Housing prices, though, are a different story. Despite the slowdown in the existing home market, prices continue to rise. It doesn’t matter which index you use — Case-Shiller, Fannie Mae, the Federal Housing Finance Agency, or Zillow — 2023 will likely turn out to be a good year for home sellers. It looks like housing prices will be up between 4% and 7%. That may be slower than we have seen during the past few years, but it is still solid.
The days of cheap mortgages are behind us
The continued strength in home prices appears to make little sense. Demand is down, at least as measured by sales, and critically, financing costs have skyrocketed. Since February of this year, 30-year fixed mortgage rates have risen from about 6.10% to 8%. Home buyers are facing the highest rates in 23 years.
To put that rise in perspective, consider an existing home selling at the national median price of $400,000. With 20% down, that leaves $320,000 to be financed. For a 6%, 30-year fixed-rate mortgage, the monthly payment is roughly $1,920 per month. But an 8% mortgage runs about $2,350 per month, a 22% increase. The resulting higher payments add nearly $5,200 for the year. That is real money and a major drain on household finances.
This time it actually is different
Let’s review: The cost of financing a house is up and demand is down yet the price of homes continues to rise. In previous housing price bubbles, which didn’t end well, robust demand drove the markets. What is going on now doesn’t make sense — or does it?
The market is different than it has been, which helps to make sense of what’s happening.
Why? the supply of homes, as measured by homes for sale, is way down. It looks like we will end 2023 with inventory shrinking between 10% and 15% over the year.
And that raises the question, why are people not putting their homes on the market when prices have risen so much over the past few years? It’s largely due to the surge in prices and mortgage rates, but not for the normal reasons.
Over the past 10 years, home prices have basically doubled. During that time, interest rates were at historic lows. If you bought a home or refinanced, your mortgage was likely 4.5% or less. Unfortunately, those low-rate mortgages have created a major quandary for homeowners.
If the homeowners sell their house, they can realize the price gains and put the funds toward a new home. But then they have to give up their low mortgage rate and take out a new loan at a significantly higher rate. Going from a 4% mortgage to an 8% one, for a different home whose price has also doubled, creates more financial strain than many people would likely want.
The unwillingness to trade in a low-rate mortgage for a high-rate one, a threat that economists warned about years ago, has been nicknamed the “lock-in effect.” Goldman-Sachs estimated that “nearly all mortgage borrowers have interest rates below current market rates, and that almost 90% have rates more than 2pp below and over 60% have rates more than 4pp below.”
In other words, if you own a home and are thinking of selling and moving to another house, you are almost certainly facing mortgage rates a lot higher than you currently have. That is making most homeowners think twice about entering the market. The soaring mortgage rates have created a financial barrier to selling and moving. Think of it as “Golden Handcuffs.”

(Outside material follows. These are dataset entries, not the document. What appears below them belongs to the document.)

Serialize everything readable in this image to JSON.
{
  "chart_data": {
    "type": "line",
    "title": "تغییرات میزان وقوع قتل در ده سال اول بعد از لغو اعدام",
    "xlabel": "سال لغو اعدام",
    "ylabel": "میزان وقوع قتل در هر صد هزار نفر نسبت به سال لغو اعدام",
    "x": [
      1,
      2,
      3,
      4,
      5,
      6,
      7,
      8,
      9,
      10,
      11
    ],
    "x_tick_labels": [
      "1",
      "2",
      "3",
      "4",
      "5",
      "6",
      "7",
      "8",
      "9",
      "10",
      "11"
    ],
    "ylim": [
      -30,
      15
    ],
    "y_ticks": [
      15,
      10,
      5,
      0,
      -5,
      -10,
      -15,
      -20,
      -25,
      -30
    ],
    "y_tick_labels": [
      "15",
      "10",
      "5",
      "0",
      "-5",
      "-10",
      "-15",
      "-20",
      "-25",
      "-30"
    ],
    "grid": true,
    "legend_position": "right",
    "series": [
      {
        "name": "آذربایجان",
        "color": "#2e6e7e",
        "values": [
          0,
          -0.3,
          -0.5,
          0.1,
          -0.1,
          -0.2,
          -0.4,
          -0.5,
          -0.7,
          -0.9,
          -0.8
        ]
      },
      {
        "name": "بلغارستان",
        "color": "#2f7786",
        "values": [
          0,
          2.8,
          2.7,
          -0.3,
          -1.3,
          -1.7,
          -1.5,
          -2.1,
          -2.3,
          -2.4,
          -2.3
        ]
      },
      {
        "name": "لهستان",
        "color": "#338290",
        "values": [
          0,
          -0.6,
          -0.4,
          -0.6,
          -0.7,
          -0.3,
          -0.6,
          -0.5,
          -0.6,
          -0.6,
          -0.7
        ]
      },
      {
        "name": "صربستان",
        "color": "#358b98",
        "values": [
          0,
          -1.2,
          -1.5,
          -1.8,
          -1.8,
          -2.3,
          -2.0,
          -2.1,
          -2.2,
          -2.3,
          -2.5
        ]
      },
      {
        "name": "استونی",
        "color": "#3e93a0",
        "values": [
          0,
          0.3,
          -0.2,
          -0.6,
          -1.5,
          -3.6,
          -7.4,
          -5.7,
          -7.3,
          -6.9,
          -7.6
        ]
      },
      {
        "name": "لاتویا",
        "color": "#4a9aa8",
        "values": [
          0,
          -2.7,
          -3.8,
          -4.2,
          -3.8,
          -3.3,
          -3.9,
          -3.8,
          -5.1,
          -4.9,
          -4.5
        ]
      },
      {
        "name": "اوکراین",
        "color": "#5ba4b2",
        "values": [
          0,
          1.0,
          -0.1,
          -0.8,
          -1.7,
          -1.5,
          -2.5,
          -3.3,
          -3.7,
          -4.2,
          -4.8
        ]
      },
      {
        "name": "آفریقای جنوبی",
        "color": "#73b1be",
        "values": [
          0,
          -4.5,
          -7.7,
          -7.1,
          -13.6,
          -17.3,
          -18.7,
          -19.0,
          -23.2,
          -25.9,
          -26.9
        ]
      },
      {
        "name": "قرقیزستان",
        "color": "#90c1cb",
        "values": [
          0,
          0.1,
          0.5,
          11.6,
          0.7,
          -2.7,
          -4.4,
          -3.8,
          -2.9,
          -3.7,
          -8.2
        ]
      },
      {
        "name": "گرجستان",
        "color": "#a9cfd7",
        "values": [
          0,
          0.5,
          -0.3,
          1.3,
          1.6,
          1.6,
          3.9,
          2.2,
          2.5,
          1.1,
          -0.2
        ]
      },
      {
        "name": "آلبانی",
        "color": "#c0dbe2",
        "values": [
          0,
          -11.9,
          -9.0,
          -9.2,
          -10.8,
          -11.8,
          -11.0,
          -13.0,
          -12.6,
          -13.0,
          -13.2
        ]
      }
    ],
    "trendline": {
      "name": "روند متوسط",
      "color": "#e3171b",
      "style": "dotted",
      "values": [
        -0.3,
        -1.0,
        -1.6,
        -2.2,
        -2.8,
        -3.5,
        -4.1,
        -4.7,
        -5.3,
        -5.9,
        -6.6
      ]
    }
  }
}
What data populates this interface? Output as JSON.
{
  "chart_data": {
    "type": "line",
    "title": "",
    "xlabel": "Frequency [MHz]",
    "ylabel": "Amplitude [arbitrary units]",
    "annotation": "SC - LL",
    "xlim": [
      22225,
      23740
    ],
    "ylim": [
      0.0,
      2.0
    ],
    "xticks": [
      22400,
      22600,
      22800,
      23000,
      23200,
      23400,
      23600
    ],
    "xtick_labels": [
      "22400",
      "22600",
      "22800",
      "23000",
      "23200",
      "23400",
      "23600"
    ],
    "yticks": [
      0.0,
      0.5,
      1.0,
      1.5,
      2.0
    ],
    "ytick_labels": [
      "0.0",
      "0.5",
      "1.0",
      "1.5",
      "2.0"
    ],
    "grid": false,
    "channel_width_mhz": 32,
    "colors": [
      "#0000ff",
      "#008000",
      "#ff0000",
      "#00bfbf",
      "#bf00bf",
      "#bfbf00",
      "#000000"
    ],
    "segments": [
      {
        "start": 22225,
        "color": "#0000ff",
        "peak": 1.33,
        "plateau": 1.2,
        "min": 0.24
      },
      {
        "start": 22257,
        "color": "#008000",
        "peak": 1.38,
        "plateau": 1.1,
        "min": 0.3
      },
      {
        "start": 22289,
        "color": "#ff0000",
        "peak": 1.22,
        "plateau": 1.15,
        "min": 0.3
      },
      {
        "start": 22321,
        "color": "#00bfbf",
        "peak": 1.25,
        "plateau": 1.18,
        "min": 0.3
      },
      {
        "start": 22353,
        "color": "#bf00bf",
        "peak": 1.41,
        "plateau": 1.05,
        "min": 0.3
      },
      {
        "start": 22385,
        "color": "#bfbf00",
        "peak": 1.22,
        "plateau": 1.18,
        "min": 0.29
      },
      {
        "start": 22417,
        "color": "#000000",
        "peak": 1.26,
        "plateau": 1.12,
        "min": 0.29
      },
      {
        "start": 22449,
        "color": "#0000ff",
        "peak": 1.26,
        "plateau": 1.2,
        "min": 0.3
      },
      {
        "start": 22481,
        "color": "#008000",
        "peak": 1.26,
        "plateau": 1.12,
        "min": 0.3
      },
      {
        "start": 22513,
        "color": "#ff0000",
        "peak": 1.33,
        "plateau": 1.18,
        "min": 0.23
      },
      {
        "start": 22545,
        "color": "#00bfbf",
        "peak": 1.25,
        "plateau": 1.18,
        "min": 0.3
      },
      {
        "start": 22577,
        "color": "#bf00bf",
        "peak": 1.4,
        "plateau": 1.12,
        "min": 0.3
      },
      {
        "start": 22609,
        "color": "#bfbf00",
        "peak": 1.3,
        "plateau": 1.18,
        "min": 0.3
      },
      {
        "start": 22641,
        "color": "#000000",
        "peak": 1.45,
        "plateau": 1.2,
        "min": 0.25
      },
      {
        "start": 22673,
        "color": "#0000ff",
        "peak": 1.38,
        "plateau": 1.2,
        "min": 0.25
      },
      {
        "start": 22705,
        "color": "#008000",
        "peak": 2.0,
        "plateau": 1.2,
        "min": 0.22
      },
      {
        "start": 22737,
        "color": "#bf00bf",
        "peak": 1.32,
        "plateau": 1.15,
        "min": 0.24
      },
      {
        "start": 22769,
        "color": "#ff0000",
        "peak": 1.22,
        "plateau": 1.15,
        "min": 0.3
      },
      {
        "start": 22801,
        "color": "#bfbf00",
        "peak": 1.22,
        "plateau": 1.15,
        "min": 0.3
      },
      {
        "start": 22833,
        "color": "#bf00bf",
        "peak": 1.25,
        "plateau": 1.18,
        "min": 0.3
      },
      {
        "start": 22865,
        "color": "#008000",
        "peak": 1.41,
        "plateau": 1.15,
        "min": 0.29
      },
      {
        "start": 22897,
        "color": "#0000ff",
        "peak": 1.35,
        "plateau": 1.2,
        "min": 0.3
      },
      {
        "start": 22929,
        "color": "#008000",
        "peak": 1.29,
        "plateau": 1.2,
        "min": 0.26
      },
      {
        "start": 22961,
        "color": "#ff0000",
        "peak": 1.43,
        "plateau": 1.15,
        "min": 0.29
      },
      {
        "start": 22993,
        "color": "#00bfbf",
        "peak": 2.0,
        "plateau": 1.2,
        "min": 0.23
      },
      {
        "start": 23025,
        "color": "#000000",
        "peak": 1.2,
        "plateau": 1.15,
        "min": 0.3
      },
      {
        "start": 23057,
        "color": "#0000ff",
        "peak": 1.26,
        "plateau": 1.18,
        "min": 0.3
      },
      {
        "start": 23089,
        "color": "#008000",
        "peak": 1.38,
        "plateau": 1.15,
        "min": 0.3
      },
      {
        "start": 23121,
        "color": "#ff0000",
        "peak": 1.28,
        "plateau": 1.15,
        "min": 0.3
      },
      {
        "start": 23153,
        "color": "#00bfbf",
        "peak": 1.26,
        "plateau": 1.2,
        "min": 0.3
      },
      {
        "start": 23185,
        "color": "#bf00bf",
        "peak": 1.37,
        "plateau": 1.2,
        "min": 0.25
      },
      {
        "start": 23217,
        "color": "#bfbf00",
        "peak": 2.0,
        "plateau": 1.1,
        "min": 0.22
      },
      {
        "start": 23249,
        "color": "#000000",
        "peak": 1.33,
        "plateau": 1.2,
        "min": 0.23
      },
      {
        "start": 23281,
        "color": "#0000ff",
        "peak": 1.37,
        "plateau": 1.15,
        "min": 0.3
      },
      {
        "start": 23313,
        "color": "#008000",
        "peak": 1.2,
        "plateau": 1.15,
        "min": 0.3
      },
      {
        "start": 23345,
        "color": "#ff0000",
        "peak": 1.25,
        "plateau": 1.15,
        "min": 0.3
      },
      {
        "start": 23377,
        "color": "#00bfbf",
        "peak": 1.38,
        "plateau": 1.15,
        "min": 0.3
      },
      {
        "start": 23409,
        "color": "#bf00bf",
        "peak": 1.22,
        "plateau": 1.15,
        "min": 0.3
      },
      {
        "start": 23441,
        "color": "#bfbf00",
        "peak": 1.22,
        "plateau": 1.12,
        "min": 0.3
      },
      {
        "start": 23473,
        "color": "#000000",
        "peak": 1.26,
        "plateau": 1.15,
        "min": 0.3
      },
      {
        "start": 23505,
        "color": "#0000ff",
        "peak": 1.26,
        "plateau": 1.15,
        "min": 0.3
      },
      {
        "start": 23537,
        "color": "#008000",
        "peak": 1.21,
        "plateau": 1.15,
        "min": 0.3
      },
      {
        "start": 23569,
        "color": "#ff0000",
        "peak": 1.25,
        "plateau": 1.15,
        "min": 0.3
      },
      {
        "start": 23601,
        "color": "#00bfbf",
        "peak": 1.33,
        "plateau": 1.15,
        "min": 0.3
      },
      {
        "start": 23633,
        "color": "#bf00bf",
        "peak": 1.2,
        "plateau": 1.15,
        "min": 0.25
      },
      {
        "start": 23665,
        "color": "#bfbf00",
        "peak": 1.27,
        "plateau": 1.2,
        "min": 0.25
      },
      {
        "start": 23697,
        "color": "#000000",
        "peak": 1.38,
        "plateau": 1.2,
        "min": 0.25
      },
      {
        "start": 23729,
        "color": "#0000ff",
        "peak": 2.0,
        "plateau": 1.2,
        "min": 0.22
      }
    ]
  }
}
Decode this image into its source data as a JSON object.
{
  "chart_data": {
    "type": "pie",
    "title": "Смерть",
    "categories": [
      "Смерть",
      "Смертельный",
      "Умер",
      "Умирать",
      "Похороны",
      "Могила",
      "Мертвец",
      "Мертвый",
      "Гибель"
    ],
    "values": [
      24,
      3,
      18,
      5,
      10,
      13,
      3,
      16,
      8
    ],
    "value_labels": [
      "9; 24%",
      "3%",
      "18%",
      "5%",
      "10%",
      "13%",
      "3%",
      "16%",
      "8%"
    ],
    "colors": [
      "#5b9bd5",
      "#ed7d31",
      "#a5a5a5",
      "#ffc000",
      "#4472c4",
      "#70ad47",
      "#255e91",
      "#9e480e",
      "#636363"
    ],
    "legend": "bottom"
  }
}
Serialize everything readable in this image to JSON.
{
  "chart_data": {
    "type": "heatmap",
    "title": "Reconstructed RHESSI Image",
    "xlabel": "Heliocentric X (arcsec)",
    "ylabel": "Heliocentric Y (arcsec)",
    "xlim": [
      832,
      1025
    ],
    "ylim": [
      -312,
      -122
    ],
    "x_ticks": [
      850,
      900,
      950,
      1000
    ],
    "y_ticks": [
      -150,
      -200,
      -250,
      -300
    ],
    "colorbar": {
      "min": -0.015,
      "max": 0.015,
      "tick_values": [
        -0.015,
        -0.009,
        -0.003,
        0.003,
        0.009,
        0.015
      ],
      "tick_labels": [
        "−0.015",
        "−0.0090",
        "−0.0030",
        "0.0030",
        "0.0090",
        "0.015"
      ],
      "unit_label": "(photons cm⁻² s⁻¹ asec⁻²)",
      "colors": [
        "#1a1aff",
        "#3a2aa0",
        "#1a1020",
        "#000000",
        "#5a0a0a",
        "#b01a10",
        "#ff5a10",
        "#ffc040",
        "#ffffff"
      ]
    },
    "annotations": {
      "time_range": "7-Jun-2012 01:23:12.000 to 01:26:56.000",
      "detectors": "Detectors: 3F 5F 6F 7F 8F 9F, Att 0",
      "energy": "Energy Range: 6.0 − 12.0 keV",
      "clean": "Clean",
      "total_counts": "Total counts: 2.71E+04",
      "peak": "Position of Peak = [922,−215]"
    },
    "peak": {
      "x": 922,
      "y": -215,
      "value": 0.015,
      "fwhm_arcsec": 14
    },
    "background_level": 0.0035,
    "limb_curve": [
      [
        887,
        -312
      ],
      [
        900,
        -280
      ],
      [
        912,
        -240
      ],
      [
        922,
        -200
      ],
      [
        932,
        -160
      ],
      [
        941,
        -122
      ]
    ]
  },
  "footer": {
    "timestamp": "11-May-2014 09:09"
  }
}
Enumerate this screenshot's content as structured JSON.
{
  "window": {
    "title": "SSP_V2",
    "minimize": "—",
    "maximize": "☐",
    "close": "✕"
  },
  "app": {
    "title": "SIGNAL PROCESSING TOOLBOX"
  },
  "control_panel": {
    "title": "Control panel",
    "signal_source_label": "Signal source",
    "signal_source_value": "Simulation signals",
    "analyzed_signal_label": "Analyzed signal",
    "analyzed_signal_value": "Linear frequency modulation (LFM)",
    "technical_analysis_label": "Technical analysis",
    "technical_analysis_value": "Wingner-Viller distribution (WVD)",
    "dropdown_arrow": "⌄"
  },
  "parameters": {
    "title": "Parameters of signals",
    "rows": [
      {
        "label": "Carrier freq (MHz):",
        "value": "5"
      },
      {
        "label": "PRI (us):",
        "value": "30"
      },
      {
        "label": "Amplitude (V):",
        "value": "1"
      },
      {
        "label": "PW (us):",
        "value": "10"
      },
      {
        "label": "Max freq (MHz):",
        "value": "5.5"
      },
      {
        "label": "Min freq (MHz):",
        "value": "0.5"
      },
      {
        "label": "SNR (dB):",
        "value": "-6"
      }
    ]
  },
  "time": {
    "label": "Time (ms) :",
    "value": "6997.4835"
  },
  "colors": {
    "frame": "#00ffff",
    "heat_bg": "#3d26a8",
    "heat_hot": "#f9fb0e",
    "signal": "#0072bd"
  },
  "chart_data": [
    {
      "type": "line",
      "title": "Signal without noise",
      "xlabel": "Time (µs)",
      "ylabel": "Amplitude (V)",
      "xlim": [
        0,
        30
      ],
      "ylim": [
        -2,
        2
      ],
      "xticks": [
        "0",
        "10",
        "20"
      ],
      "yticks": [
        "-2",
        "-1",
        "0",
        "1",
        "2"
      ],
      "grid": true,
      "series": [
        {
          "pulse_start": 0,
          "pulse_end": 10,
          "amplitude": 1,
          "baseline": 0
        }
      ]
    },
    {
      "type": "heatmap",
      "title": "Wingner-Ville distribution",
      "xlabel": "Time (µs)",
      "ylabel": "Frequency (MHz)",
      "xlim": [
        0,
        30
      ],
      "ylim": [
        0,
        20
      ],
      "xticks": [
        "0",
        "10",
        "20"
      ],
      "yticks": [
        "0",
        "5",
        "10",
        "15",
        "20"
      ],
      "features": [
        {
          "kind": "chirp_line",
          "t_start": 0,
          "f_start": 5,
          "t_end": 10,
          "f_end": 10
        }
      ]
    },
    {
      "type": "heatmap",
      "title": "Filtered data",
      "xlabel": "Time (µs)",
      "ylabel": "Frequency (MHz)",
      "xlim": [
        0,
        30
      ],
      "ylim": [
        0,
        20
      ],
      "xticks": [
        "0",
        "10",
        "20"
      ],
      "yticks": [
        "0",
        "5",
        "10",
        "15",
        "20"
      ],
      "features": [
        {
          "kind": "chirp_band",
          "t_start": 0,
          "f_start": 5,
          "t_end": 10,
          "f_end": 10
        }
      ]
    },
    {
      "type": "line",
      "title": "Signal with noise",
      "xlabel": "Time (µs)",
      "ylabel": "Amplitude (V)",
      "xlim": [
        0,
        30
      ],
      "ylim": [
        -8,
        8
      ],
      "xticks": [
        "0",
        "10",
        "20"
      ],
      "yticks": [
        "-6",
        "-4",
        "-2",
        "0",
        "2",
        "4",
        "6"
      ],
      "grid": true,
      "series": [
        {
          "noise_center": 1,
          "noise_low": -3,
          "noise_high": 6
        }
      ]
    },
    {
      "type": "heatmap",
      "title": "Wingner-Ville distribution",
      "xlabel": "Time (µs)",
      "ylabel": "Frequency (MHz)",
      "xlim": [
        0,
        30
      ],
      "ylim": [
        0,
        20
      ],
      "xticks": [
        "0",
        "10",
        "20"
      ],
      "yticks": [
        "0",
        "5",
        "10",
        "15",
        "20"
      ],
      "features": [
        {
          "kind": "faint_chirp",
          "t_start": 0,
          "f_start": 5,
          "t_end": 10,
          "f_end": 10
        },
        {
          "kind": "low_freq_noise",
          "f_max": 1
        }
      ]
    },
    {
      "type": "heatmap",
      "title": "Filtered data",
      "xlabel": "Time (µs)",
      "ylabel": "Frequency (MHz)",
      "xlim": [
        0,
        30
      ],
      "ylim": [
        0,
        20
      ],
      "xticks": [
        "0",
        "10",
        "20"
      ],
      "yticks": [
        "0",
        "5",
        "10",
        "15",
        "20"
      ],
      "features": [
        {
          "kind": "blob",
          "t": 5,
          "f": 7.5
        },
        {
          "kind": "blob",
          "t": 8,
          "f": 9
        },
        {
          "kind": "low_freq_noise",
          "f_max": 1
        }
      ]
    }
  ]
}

And if owners are not willing to sell their homes, the number of homes for sale is going to stay low if not decline as long as rates remain high. This is a problem rarely seen in the past and is why this housing market really is different.
Yet there is a silver, if not gold lining in the housing supply/locked-in situation: Limited supply means home prices are not likely to decline sharply, if they decline at all. Right now, prices are still slowly rising because the strong economy has created solid increases in household income. This is especially true for higher-income households who have the financial wherewithal to purchase the limited supply that is out there.
So, are housing prices going to finally come down soon so more people, especially first-time home buyers are able to purchase a home? Not likely. The combination of surging prices and soaring rates have driven home affordability to 40-year lows. Reversing the impacts of those increases could take years.
Joel L. Naroff is the president and founder of Naroff Economics consulting firm in Margate.